Before NetAid, Benjamin produced and edited virtual fieldtrips and online research products at Bigchalk/ProQuest, which serves more than 40,000 K-12 schools. Benjamin has taught in a number of contexts, including applied logic and wilderness survival for middle school students. Benjamin studied abroad in Senegal and graduated from Haverford with a BA in physics and a minor in French literature. As a progressive student leader, he co-founded the campus anti-sweatshop group. After graduating, Benjamin worked with the CREA House to develop a living wage standard for the U.S.-Mexico border region. In his spare time, Benjamin has been seen recently indulging in the Slow Food movement.

ABSTRACT

Combining Play with Service Learning
Workshop, Friday (1:30 - 3:00) in Hall of Ideas E

Good service learning, like good learning in games, is personally relevant, social and experiential. As luck would have it, the Internet is bringing both games and service learning online. Pedagogical and game-system confluences are both possible. On one hand, encouraging overlap between games and service learning may facilitate broader buy-in of gamesbenefits from within the formal school system. On the other hand, overlap can coexist in a single product when game systems integrate such community service as online tutoring, online stewardship or even fundraising. Both games and service emphasize identity and motivation in learning -- and where education seeks to empower learners to change the world, the combination may prove especially powerful.

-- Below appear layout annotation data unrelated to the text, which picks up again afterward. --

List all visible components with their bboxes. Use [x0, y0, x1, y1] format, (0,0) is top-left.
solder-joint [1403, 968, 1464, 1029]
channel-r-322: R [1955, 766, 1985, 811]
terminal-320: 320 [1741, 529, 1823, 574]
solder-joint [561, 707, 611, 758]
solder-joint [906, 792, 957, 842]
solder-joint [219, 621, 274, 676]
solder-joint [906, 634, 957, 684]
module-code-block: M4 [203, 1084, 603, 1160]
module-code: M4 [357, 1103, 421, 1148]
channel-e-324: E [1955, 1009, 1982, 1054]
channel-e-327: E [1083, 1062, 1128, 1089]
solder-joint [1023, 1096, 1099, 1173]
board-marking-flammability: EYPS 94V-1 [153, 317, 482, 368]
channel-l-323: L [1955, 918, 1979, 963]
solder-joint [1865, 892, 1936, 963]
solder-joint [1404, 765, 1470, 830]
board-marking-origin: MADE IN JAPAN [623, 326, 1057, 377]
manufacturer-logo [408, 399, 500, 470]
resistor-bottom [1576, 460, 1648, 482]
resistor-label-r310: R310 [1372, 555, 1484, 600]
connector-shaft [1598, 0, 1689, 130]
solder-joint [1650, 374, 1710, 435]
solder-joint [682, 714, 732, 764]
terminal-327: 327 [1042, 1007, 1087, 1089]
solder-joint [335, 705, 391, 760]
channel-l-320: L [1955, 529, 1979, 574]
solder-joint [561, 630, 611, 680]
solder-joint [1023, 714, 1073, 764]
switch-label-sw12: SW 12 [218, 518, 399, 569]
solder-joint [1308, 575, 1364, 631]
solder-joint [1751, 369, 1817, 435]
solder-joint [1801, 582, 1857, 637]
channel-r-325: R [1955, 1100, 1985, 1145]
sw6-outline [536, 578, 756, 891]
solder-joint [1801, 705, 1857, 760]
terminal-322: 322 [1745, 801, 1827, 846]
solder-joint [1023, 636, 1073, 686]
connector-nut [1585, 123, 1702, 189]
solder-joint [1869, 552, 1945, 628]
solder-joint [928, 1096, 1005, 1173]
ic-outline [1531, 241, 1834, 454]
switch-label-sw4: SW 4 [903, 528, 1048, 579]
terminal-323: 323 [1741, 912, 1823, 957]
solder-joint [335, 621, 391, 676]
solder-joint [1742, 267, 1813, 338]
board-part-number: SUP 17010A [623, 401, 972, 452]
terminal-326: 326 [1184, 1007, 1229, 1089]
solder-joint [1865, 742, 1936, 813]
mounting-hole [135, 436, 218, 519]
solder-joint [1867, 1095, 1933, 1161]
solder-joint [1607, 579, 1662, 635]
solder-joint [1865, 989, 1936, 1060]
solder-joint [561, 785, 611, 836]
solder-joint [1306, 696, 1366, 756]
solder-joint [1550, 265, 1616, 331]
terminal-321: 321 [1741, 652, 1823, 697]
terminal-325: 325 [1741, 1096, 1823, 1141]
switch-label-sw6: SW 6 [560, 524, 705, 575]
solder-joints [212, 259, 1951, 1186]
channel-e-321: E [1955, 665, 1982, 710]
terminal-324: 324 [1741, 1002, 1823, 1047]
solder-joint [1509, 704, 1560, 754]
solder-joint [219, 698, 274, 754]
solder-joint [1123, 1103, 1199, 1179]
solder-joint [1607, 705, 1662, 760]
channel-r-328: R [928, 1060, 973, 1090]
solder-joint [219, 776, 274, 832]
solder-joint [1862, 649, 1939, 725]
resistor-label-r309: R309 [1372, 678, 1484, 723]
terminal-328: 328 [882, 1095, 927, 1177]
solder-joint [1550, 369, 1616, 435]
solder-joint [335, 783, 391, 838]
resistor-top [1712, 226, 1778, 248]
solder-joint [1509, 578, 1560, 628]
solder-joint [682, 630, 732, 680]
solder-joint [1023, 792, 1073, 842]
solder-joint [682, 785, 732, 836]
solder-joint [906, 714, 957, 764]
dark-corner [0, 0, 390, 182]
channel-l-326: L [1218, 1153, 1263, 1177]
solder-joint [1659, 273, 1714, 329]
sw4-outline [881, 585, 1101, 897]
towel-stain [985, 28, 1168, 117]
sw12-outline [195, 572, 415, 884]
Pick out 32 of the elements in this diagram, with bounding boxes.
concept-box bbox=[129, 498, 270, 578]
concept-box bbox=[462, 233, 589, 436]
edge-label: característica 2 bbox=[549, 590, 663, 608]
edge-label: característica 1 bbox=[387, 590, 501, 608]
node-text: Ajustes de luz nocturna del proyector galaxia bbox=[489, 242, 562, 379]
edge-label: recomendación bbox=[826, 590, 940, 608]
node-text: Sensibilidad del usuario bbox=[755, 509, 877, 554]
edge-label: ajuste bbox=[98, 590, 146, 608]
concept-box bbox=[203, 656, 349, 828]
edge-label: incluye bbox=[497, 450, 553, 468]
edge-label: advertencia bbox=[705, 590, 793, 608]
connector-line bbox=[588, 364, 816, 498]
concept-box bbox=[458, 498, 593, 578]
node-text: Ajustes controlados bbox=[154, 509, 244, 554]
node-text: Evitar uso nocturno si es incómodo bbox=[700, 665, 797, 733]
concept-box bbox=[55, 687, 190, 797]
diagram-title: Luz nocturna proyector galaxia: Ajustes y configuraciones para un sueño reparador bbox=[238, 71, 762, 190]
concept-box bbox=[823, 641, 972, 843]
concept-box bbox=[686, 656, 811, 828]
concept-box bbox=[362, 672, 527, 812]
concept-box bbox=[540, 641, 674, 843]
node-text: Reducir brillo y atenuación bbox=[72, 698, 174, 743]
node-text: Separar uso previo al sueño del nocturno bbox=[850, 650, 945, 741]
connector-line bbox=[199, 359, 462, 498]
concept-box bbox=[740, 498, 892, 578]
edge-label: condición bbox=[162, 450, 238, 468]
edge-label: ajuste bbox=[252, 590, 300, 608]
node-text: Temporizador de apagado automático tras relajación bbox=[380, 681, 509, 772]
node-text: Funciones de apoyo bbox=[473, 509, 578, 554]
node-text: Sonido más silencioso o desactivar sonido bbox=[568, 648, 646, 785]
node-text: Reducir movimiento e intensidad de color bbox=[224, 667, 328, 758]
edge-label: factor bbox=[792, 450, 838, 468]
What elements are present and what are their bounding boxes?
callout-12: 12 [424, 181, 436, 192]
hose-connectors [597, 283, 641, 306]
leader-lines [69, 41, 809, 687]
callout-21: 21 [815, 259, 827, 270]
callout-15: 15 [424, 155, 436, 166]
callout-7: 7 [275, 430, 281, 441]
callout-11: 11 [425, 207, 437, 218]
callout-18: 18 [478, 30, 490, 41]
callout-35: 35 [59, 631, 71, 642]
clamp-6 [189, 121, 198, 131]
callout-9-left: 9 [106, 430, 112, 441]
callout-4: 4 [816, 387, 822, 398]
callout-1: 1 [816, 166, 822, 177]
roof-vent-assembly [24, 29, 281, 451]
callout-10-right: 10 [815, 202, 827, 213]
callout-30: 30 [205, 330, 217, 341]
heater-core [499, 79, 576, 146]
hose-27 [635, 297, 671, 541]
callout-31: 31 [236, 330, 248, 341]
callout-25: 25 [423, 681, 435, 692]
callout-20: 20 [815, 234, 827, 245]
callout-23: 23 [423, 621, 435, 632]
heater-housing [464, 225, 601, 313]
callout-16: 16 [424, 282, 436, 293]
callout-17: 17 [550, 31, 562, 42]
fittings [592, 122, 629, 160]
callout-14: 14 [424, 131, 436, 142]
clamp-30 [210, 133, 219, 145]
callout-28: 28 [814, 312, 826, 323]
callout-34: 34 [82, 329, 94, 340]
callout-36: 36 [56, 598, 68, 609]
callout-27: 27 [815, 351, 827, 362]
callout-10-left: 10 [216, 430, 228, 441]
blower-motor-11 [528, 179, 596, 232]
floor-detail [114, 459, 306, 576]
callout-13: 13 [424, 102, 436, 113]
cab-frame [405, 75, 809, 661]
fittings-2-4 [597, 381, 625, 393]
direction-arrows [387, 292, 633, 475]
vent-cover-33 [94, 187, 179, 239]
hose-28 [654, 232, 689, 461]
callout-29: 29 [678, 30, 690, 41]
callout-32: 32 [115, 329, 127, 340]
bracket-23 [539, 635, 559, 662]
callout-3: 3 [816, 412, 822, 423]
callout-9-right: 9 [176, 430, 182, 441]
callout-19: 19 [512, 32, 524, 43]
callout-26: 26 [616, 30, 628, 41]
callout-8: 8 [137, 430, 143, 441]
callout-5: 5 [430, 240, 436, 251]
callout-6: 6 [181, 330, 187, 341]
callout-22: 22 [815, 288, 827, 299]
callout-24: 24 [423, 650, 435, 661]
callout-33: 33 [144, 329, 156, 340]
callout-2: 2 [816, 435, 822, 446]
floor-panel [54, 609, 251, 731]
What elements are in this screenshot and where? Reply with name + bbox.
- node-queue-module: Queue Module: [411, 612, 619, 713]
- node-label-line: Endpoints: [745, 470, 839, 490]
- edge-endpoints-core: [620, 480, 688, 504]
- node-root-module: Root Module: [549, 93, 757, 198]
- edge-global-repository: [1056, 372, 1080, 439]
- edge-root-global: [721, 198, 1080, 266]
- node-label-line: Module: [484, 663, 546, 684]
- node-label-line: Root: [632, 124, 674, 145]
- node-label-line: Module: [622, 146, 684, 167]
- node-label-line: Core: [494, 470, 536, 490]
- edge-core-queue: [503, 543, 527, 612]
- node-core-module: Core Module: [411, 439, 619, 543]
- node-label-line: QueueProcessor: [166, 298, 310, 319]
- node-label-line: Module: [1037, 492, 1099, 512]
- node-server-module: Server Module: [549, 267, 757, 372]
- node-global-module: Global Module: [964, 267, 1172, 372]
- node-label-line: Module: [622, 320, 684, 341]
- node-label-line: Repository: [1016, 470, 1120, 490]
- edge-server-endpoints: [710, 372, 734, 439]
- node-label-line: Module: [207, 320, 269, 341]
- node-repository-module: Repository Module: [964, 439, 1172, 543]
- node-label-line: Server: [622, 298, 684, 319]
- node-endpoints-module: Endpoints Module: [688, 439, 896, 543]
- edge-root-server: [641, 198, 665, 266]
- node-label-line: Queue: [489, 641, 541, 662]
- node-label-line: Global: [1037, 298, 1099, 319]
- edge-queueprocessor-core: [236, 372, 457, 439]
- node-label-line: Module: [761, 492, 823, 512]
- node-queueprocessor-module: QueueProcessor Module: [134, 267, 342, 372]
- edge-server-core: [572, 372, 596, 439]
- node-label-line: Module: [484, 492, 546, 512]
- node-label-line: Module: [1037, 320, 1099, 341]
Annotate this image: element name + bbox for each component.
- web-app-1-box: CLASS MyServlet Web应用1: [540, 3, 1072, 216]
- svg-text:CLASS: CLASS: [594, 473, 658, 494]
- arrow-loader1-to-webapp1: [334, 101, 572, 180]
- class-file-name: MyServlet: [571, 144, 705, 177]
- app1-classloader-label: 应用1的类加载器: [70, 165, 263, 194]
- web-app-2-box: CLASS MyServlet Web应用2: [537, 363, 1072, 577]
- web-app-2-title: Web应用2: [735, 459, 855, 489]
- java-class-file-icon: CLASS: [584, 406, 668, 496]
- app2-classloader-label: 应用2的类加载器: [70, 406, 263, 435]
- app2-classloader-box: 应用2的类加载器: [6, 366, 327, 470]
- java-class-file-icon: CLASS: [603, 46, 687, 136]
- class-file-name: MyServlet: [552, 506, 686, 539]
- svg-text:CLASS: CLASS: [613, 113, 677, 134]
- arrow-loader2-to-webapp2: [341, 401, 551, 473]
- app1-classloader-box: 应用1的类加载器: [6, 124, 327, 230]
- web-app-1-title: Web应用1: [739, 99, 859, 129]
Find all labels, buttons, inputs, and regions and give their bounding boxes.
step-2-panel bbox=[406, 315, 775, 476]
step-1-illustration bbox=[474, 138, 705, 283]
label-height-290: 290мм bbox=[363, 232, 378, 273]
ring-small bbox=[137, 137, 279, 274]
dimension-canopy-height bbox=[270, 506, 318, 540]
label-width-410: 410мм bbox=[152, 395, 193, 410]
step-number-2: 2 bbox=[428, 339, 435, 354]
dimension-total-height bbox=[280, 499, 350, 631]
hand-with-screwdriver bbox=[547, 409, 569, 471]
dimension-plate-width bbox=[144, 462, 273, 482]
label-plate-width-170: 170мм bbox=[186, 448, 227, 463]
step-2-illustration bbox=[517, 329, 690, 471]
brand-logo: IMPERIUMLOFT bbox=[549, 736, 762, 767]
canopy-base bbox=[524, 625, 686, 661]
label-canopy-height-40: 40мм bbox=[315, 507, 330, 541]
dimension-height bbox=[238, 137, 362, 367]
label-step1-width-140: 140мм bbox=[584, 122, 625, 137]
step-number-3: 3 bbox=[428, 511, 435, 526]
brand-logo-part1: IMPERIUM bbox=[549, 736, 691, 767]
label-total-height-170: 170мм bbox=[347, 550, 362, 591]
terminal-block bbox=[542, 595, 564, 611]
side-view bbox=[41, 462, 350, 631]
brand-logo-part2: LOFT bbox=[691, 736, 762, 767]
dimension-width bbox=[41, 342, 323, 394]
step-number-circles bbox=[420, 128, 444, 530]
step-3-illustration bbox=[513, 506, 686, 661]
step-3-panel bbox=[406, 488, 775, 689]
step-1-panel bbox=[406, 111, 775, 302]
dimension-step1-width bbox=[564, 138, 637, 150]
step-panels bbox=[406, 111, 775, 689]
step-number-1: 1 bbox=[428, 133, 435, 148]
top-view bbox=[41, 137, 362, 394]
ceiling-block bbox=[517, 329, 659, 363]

Already, administrative acceptance of service learning is rising in middle and high schools, where support for games typically declines. At the same time, one game built by Cisco Systems and NetAid already includes an extension for online service. Earlier this year, the largest national service learning conference featured a roundtable where we discussed these same ideas.

This workshop will interactively explore productive confluences between games and (online) service learning. In small groups we'll work through several case studies ranging from a traditional videogame that could easily adopt service learning to an instance where service learning could be made into a videogame. Insights from the related discussion at the national service learning conference will be incorporated. Parallels between empowerment in learning and society will be discussed. Outcomes include identifying potential opportunities emerging from overlap at both the pedagogical and game-system level.


ABSTRACT

Games for Change Discussion
Luncheon Meeting, Thursday (12:15 - 1:30) in the Grand Terrace

Since its launch a year ago, the Serious Games subgroup known as Games For Change (G4C) has seen its membership and visibility grow significantly. As a community of practice, G4C explores "social change" through games by emphasizing partnerships between industry, nonprofits, universities and more. Join us during lunch, where several tables have been set aside for a conversation with G4C co-founder Benjamin Stokes exploring G4C and multi-sector partnerships around research, publicity and development.